商品コード:1421-050[ETERNA] L.ルートヴィヒ / マーラー:交響曲4番
商品コード: 1421-050
商品詳細:レオポルト・ルートヴィヒ(1908~1979)はモラヴィア出身の指揮者。ウィーン音楽院でエミール・パウエル(Emil Pauer)にピアノを師事し、南ドイツおよびチェコスロヴァキアのブルノの歌劇場で指揮者としての下積みの修行をした。1936年にオルデンブルク歌劇場の指揮者に就任し、1939年にウィーン国立歌劇場の首席指揮者を務めて声望を高めた。1943年からはベルリン市立歌劇場の首席指揮者となり、1951年までその任にあった。

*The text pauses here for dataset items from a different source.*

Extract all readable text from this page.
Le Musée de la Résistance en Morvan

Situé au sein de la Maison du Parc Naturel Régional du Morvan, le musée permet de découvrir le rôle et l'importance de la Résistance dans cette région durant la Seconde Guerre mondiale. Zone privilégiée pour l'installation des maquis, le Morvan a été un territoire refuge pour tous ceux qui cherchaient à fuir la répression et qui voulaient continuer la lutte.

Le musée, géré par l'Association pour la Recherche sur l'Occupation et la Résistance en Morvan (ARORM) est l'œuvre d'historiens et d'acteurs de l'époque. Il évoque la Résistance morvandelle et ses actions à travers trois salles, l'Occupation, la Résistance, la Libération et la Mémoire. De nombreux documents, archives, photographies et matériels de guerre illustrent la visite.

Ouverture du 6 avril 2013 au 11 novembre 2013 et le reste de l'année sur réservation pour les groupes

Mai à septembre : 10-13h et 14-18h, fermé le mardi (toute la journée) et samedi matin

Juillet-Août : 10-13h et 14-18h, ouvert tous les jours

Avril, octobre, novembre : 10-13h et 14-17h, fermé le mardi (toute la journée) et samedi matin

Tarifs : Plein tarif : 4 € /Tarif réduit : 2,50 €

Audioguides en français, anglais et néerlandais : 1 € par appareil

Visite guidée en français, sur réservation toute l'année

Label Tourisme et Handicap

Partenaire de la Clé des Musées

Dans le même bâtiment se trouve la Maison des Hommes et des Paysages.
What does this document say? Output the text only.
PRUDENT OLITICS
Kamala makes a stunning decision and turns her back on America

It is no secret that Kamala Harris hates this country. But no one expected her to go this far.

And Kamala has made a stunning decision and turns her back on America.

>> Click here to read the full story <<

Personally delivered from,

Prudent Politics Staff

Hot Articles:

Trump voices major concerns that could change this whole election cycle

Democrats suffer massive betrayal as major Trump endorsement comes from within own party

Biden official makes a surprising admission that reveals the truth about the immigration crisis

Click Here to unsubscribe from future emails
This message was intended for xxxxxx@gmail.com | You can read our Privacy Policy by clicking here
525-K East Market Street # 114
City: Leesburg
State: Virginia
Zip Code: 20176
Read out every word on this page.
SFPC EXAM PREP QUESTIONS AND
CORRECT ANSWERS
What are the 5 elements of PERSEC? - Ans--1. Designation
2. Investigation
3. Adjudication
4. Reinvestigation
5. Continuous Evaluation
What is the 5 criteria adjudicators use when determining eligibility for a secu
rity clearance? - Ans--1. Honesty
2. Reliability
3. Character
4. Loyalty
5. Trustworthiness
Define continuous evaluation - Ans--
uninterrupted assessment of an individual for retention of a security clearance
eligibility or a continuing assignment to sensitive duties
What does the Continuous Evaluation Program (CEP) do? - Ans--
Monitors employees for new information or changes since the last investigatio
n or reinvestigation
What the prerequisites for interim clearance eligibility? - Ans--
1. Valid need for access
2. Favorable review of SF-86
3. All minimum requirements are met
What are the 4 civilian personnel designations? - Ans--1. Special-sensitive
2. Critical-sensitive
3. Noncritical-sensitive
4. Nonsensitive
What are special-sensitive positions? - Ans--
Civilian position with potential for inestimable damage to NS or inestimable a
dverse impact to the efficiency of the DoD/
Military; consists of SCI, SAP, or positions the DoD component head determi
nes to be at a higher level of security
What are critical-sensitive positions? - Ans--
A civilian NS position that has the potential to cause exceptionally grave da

1950年から1971年までハンブルク国立歌劇場の音楽総監督を務め、1952年からイギリスのエディンバラ音楽祭やグラインドボーン音楽祭など、主要な音楽祭にオペラのエキスパートとして出場していた。ドイツ系のマイナーレーベルLPで時折目にする程度しか印象に残らない指揮者というのが実状だろう。ベルク「ルル」(1968年独エレクトローラ録音)などが有名である。日本での知名度は高くはない。1957年にはエミール・ギレリスのベートーヴェン「ピアノ協奏曲第5番・皇帝」の英COLUMBIA録音がある。当盤は当時DGGに籍を置いていた1957年にドレスデンsk.を振ることとなったDGG=ETERNAの共同製作録音である。発売はDGGが先行して1957年DGG:18 359 LPMにてリリースされた。ETERNA側では翌1958年に820 028で初リリースされた。録音はETERNA側が行ったと思われるが詳細不明である。ソプラノのアニー・シュレム(1929-?)もまた西側の歌手でありDGG録音が多い。ほかにELECTROLA、SUPRAPHONにも録音があった。レオポルト・ルートヴィヒはマーラーを得意としたが、L.ルートヴィヒのマーラー録音は4番・9番・「さすらう若人の歌」の3曲のみである。この録音は東ドイツでのマーラーの交響曲のセスタジオ録音第1号。ドレスデンsk.によるマーラーの交響曲のスタジオ録音第1号であった。さらに意外なことに、DGGが発売したマーラーの交響曲のLP第1号であるらしい。しかも録音場所は西ドイツではない。聴いてみると大地に足が着いたような安定感の高い演奏で、モノラルだが音質は極めて良い。安心して聴ける、甘ささえ感じるゆったりした演奏である。レオポルト・ルートヴィヒは意外にも早い時期からマーラーの交響曲の核心を掴んだ指揮者だったようである。ドレスデンsk.といえば1954年に有名な「エロイカ」を録音していて、自力録音・発売は可能だったはずであるが、わざわざDGGからレオポルト・ルートヴィヒを招聘した事実こそレオポルト・ルートヴィヒの実力の証明だろう。